Latest revision as of 14:15, 27 June 2008

Home < 2008 Summer Project Week:fMRIconnectivity



Key Investigators

  • MIT: Bryce Kim, Polina Golland
  • BWH: Jungsu Oh, Marek Kubicki


Objective

Our objective is to study functional connectivity of schizophrenia patients versus normal with unsupervised data-driven analysis methods, such as ICA and clustering.


Approach, Plan

Our approach for investigating functional connectivity of schizophrenia patients is to apply probabilistic independent component analysis (PICA) and clustering based on Gaussian mixture model (GMM).

Our plan for the project week is to first run such data-driven analysis methods on the data and then perform group analysis.
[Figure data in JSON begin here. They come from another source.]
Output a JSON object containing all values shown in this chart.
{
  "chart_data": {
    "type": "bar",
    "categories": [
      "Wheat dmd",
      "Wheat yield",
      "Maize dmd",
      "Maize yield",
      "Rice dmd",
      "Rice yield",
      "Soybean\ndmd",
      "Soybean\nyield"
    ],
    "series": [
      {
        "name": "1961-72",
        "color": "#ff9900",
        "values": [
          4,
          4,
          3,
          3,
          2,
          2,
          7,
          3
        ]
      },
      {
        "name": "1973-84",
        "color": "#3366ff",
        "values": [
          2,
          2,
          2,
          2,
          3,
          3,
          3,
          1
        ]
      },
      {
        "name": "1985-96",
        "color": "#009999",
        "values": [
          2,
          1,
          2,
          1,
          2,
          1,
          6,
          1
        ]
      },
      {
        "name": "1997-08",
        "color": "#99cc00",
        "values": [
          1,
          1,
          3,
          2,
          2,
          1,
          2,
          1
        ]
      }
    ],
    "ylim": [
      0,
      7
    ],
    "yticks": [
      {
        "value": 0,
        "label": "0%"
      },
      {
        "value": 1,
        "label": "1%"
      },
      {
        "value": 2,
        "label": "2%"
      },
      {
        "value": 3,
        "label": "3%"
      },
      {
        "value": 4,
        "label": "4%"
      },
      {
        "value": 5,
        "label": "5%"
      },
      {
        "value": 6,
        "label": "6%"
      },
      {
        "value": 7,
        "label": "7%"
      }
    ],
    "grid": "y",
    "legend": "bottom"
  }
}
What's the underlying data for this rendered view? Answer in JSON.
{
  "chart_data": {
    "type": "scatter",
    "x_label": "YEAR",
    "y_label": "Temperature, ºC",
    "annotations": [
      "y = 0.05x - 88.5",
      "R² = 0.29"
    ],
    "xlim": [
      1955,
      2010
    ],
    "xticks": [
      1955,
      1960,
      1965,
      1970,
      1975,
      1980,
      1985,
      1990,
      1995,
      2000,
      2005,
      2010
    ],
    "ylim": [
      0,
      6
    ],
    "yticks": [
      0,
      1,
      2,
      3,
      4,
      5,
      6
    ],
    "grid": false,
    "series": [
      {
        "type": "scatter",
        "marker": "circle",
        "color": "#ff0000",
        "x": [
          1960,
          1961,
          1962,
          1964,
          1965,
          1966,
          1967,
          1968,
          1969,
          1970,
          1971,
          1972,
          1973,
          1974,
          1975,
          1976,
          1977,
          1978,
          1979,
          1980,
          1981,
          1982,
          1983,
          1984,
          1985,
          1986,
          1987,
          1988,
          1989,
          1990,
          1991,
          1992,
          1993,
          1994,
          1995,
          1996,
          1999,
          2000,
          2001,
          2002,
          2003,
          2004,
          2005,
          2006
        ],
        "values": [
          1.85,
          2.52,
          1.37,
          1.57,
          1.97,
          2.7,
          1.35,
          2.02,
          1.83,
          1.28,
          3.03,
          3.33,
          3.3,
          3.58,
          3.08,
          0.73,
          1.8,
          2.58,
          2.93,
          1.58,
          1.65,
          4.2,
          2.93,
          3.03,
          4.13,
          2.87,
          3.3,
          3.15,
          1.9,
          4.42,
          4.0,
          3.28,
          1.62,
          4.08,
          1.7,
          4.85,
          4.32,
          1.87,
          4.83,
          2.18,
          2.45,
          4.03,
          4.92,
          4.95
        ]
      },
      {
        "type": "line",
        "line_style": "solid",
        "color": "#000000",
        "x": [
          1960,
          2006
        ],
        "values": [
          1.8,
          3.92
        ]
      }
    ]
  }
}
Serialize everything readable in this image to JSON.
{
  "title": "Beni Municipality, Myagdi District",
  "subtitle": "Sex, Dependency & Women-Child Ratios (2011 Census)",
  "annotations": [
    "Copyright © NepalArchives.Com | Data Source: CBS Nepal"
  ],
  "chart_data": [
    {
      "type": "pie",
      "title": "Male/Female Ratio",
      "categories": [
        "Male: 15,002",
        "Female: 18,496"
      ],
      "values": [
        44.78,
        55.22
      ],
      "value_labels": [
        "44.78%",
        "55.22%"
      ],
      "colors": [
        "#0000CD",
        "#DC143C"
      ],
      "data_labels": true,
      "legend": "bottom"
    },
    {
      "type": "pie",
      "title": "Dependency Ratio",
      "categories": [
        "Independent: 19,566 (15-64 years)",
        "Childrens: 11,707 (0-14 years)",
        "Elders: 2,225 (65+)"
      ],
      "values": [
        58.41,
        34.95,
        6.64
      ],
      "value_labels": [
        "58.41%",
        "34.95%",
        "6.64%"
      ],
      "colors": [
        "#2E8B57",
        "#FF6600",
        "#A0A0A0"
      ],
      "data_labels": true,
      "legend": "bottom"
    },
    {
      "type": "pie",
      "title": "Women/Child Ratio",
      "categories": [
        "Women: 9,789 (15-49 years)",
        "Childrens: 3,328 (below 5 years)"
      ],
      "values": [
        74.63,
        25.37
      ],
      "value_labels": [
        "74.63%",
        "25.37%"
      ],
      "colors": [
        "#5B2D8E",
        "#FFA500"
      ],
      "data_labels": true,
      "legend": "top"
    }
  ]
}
We will also compare the results between PICA and GMM and investigate the factors that contribute to the differences.

Progress

We have applied standard fMRI preprocessing steps on the data and regressed out the effects of white matter and ventricles. We have also customized PICA and GMM tools for our analysis purpose and obtained some preliminary results.

During the project week, we completed applying PICA to both individual subjects and group analysis. We plan to discuss the results with the clinicians soon.


References

  • C. Beckmann and S. Smith. "Probabilistic independent component analysis for functional magnetic resonance imaging." IEEE Transactions on Medical Imaging, 23(2):137–152, 2004.